In Annaberg fanden bis weit in das vorige Jahrhundert hinein „Neujahrsumgänge” des Kantors, des Kirchners, Ratsdieners, Gerichtsdieners, Beifrons, Marktmeisters, Bettelvogts, Röhrmeisters, der Wasserleute, Nachtwächter und – bis in die 80er Jahre – der Schornsteinfegergesellen statt. (Siehe auch das Gedicht „Die Neujahrsgratulanten” von Grund, auf Seite 4.) Früher nahmen auch die Geistlichen an diesem Umzuge teil, für die diese Einnahme einen gewissen Teil der Besoldung bildete. Die leidige Gepflogenheit kam aber vor reichlich 50 Jahren durch Festsetzung der Gehälter glücklicherweise ganz ab. — Auch Kinder gingen gratulieren, um einige Pfennige zu gewinnen; sie trugen dabei Verse vor, wie z. B.:

Ich bie dr klaane Dicke
Un ho net viel Geschicke,
Un wenn S‘ mr woll’n en Dreier gaam,
Do winsch ‚ch Se aa e langs Laam. —

Der Ursprung der „Neujahrswünsche”, die jetzt in ausgedehntem Maße durch Post- und Visitenkarten vermittelt werden, ist bei den Römern zu suchen. Die öffentlichen Magistratspersonen nahmen schon in den ältesten Zeiten feierliche Empfänge vor, die aber nicht, wie anderwärts, von Geschenken der Besucher begleitet, sondern nur auf Zeremonie und Beglückwünschung eingeschränkt waren. Dieser Brauch ging aus dem Heidentum in das Christentum über, und da er nicht bloß, wie anfänglich, an den Grenzen einer Ehrfurchtsbezeigung stehen blieb, so wurde er mit der Zeit zu einer wahren Last, besonders in Deutschland, wo man ihn mit großer Pedanterie betrieb. Die Sitte, gedruckte Neujahrswünsche zu versenden, war bereits in den 80er Jahren des 18. Jahrhunderts im Schwange, nahm aber nach und nach wieder ab, bis sie mit den Ansichtskarten wieder aufkam.

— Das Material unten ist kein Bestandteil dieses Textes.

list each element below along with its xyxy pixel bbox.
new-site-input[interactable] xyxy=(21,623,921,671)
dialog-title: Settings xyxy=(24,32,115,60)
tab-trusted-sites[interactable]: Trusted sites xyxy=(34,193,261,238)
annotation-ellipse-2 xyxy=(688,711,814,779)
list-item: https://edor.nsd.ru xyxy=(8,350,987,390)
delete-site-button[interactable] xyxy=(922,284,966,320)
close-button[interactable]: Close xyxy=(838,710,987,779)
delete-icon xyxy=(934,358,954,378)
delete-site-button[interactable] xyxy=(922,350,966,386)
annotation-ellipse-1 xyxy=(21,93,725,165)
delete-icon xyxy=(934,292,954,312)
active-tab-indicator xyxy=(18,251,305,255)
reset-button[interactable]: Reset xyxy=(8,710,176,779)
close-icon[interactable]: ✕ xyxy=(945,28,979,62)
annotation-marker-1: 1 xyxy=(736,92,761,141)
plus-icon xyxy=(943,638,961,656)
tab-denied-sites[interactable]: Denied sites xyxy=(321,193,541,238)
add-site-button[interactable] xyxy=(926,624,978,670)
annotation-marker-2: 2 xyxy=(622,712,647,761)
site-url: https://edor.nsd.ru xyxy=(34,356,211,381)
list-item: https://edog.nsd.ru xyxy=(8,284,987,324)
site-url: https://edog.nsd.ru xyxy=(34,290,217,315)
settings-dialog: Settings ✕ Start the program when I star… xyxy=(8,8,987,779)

Auch der Aberglaube fordert zu Neujahr seine Rechte. Wer in der Neujahrsnacht etwas verkehrt anzieht, dem gehts das ganze Jahr schief. Zerbricht man etwas, so zerbricht man viel im neuen Jahre oder macht trübe Erfahrungen. Gibt man viel Geld aus, hat man immer große Ausgaben. Hat man kein Geld, ist immer Mangel daran. Verborgen zu Neujahr bringt kein Glück. Unangenehmes erleben bringt Unglück. Fällt von vier aufgesetzten Salzhäufchen eins ein, so bringt das betreffende Vierteljahr Teuerung. Man stellt ein Licht auf die Fingerspitze und zählt, bis es herabgebrannt ist; die letzte Zahl ergibt den Rest der Lebensjahre. Wer frische Wäsche anzieht, bekommt Schwären. Wer Wäsche mangelt, dem mangelts das ganze Jahr an Geld.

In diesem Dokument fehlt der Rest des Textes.